Organic Chemistry: Addition Reactions

Introduction to Addition Reactions

Definition: Addition reactions involve adding atoms to a molecule, typically transforming double bonds to single bonds.
Basic Concept: Start with an unsaturated compound (double bonds) and add elements to form saturated compounds (single bonds).

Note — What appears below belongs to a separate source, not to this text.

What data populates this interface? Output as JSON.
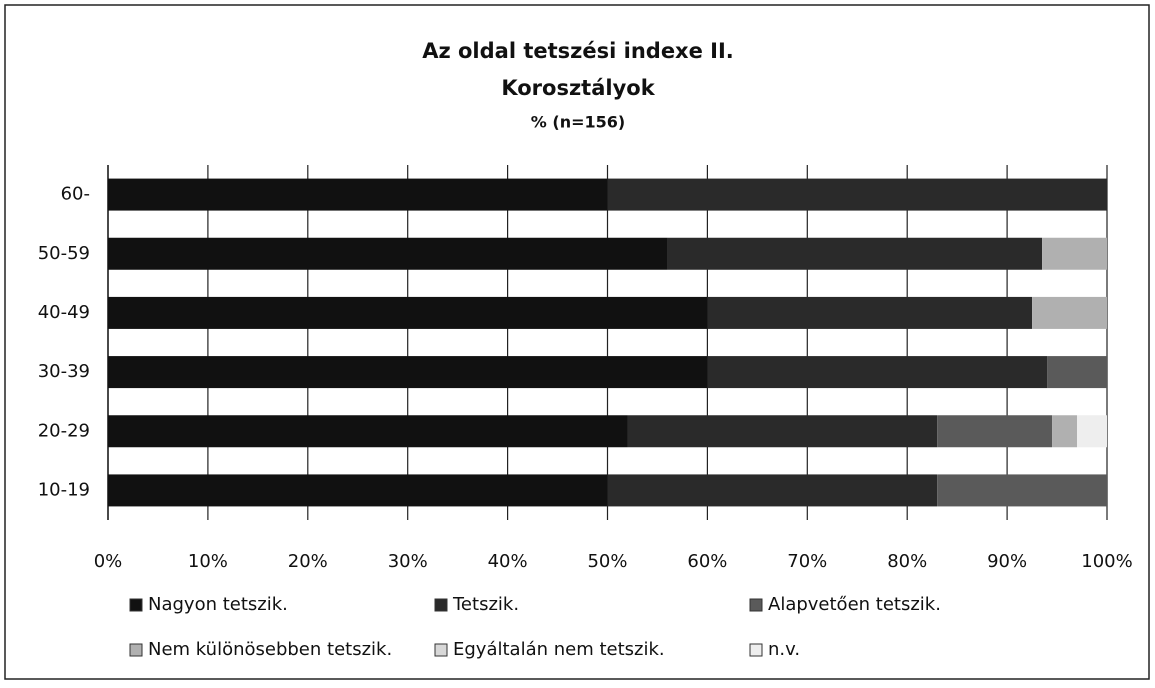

But-1-ene: An alkene with a double bond.
Addition of Hydrogen (H₂): Hydrogenation breaks the double bond, converting it to a single bond, resulting in an alkane.
Product Formation: Addition provides space for each carbon to have four bonds, allowing hydrogen intake.

Hydrogenation
- Adds H₂ (hydrogen) to alkenes.
- Example: Transforming but-1-in to butane.
- Catalyst: Often platinum, indicating hydrogenation.
Halogenation
- Adds diatomic halogens (e.g., Cl₂, Br₂).
- Example: Chlorine (Cl₂) added to hex-1-ene resulting in 1,2-dichlorohexane.
- Reaction Condition: Occurs easily at room temperature without heat or water.
Hydrohalogenation
- Adds hydrogen and a halogen (e.g., HCl, HBr).
- Makovnikov's Rule: Hydrogen is added to the carbon with more hydrogens; forms major product.
- Example: But-1-ene reacting with HBr.
- Product: Formation of a haloalkane.
Hydration
- Addition of H₂O to alkenes forming alcohols.
- Reaction Conditions: Requires a strong acid catalyst (sulfuric/phosphoric acid) and water in excess.
- Makovnikov's Rule: Again applied for major product formation.
- Example: But-1-ene with water forming butan-2-ol.

Addition reactions convert unsaturated compounds (double bonds) into saturated compounds (single bonds).
Types include hydrogenation, halogenation, hydrohalogenation, and hydration with specific conditions and rules (e.g., Makovnikov's rule) guiding the major and minor product formation.